Les chercheurs ont trouvé un lien entre la possession d’animaux de compagnie et une plus grande diversité de «bactéries saines» chez les nourrissons, mais n’ont pas examiné les résultats à long terme tels que le développement d’allergies ou l’obésité.

Les chercheurs ont effectué une série de tests sur des échantillons fécaux (caca) prélevés sur des nourrissons afin d’évaluer les niveaux et la composition des bactéries dans leurs intestins.

Les bactéries intestinales sont largement connues pour jouer un rôle important dans la santé future. On pense que les bactéries intestinales du nourrisson sont influencées par plusieurs facteurs, notamment la méthode d’accouchement, la consommation de lait maternel par rapport au lait maternisé et le traitement de la mère par des antibiotiques. Ainsi, l’hypothèse selon laquelle les animaux à fourrure pourraient stimuler l’immunité infantile a été de plus en plus discutée.

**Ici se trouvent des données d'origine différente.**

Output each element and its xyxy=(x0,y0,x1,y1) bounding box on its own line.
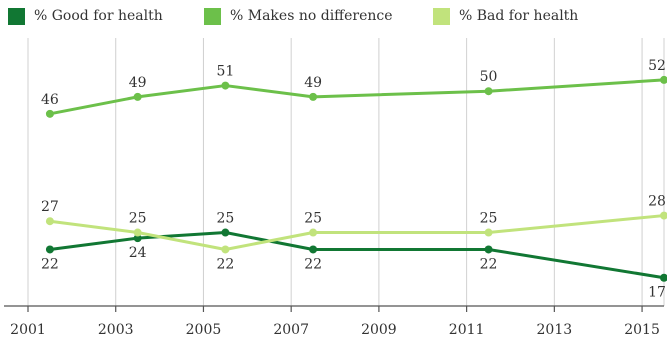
legend-label-no-difference: % Makes no difference xyxy=(230,8,393,24)
x-tick-label-2015: 2015 xyxy=(624,322,660,338)
x-tick-label-2005: 2005 xyxy=(186,322,222,338)
data-label-bad-for-health-3: 25 xyxy=(304,211,322,227)
data-point-makes-no-difference-1 xyxy=(133,92,142,101)
data-label-good-for-health-0: 22 xyxy=(41,256,59,272)
data-point-makes-no-difference-4 xyxy=(484,87,493,96)
data-point-bad-for-health-3 xyxy=(309,228,318,237)
data-label-makes-no-difference-5: 52 xyxy=(648,58,666,74)
data-point-good-for-health-4 xyxy=(484,245,493,254)
legend-item-no-difference: % Makes no difference xyxy=(204,7,433,25)
x-tick-label-2007: 2007 xyxy=(273,322,309,338)
data-point-bad-for-health-4 xyxy=(484,228,493,237)
data-point-bad-for-health-2 xyxy=(221,245,230,254)
data-label-good-for-health-4: 22 xyxy=(480,256,498,272)
data-label-bad-for-health-0: 27 xyxy=(41,199,59,215)
legend-label-good: % Good for health xyxy=(34,8,163,24)
data-point-good-for-health-1 xyxy=(133,234,142,243)
data-label-makes-no-difference-0: 46 xyxy=(41,92,59,108)
data-label-good-for-health-5: 17 xyxy=(648,285,666,301)
x-tick-label-2013: 2013 xyxy=(537,322,573,338)
data-label-bad-for-health-1: 25 xyxy=(129,211,147,227)
x-tick-label-2011: 2011 xyxy=(449,322,485,338)
data-point-good-for-health-2 xyxy=(221,228,230,237)
legend-swatch-bad xyxy=(433,7,450,25)
data-point-makes-no-difference-2 xyxy=(221,81,230,90)
data-point-good-for-health-0 xyxy=(45,245,54,254)
data-label-bad-for-health-2: 22 xyxy=(216,256,234,272)
data-point-makes-no-difference-5 xyxy=(660,75,667,84)
data-point-makes-no-difference-3 xyxy=(309,92,318,101)
data-point-good-for-health-5 xyxy=(660,273,667,282)
data-point-makes-no-difference-0 xyxy=(45,109,54,118)
data-label-makes-no-difference-4: 50 xyxy=(480,69,498,85)
data-label-bad-for-health-4: 25 xyxy=(480,211,498,227)
data-label-makes-no-difference-3: 49 xyxy=(304,75,322,91)
data-label-makes-no-difference-1: 49 xyxy=(129,75,147,91)
data-label-good-for-health-3: 22 xyxy=(304,256,322,272)
legend-item-good: % Good for health xyxy=(8,7,204,25)
legend-item-bad: % Bad for health xyxy=(433,7,633,25)
series-line-bad-for-health xyxy=(48,214,666,251)
data-label-makes-no-difference-2: 51 xyxy=(216,64,234,80)
x-tick-label-2003: 2003 xyxy=(98,322,134,338)
legend-swatch-no-difference xyxy=(204,7,221,25)
data-point-bad-for-health-5 xyxy=(660,211,667,220)
x-tick-label-2001: 2001 xyxy=(10,322,46,338)
series-line-makes-no-difference xyxy=(48,78,666,116)
legend-label-bad: % Bad for health xyxy=(459,8,579,24)
data-label-good-for-health-1: 24 xyxy=(129,245,147,261)
data-point-good-for-health-3 xyxy=(309,245,318,254)
legend: % Good for health % Makes no difference … xyxy=(8,5,633,27)
data-point-bad-for-health-0 xyxy=(45,217,54,226)
x-tick-label-2009: 2009 xyxy=(361,322,397,338)
data-point-bad-for-health-1 xyxy=(133,228,142,237)
data-label-good-for-health-2: 25 xyxy=(216,211,234,227)
legend-swatch-good xyxy=(8,7,25,25)
data-label-bad-for-health-5: 28 xyxy=(648,194,666,210)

Dans l’ensemble, l’étude a révélé que la composition des bactéries intestinales était plus riche et plus diversifiée chez les nourrissons qui avaient été exposés à des animaux de compagnie à la fois dans l’utérus et après la naissance. Mais si oui ou non cette observation a effectivement un effet sur les résultats de santé n’a pas été explorée.

Les méthodes éprouvées que vous pouvez utiliser pour réduire le risque d’allergies de votre enfant comprennent l’allaitement maternel et s’assurer qu’ils ne sont jamais exposés à la fumée de tabac, y compris dans l’utérus.

D’où vient l’histoire?

Cette étude canadienne a été réalisée par des chercheurs de plusieurs instituts, dont l’Université de Toronto, l’Université de l’Alberta et l’Université de la Colombie-Britannique. Il a été financé par une subvention de l’Initiative canadienne du microbiome des IRSC.

L’étude a été publiée dans la revue scientifique à comité de lecture Microbiome. Il est disponible en libre accès et est gratuit en ligne.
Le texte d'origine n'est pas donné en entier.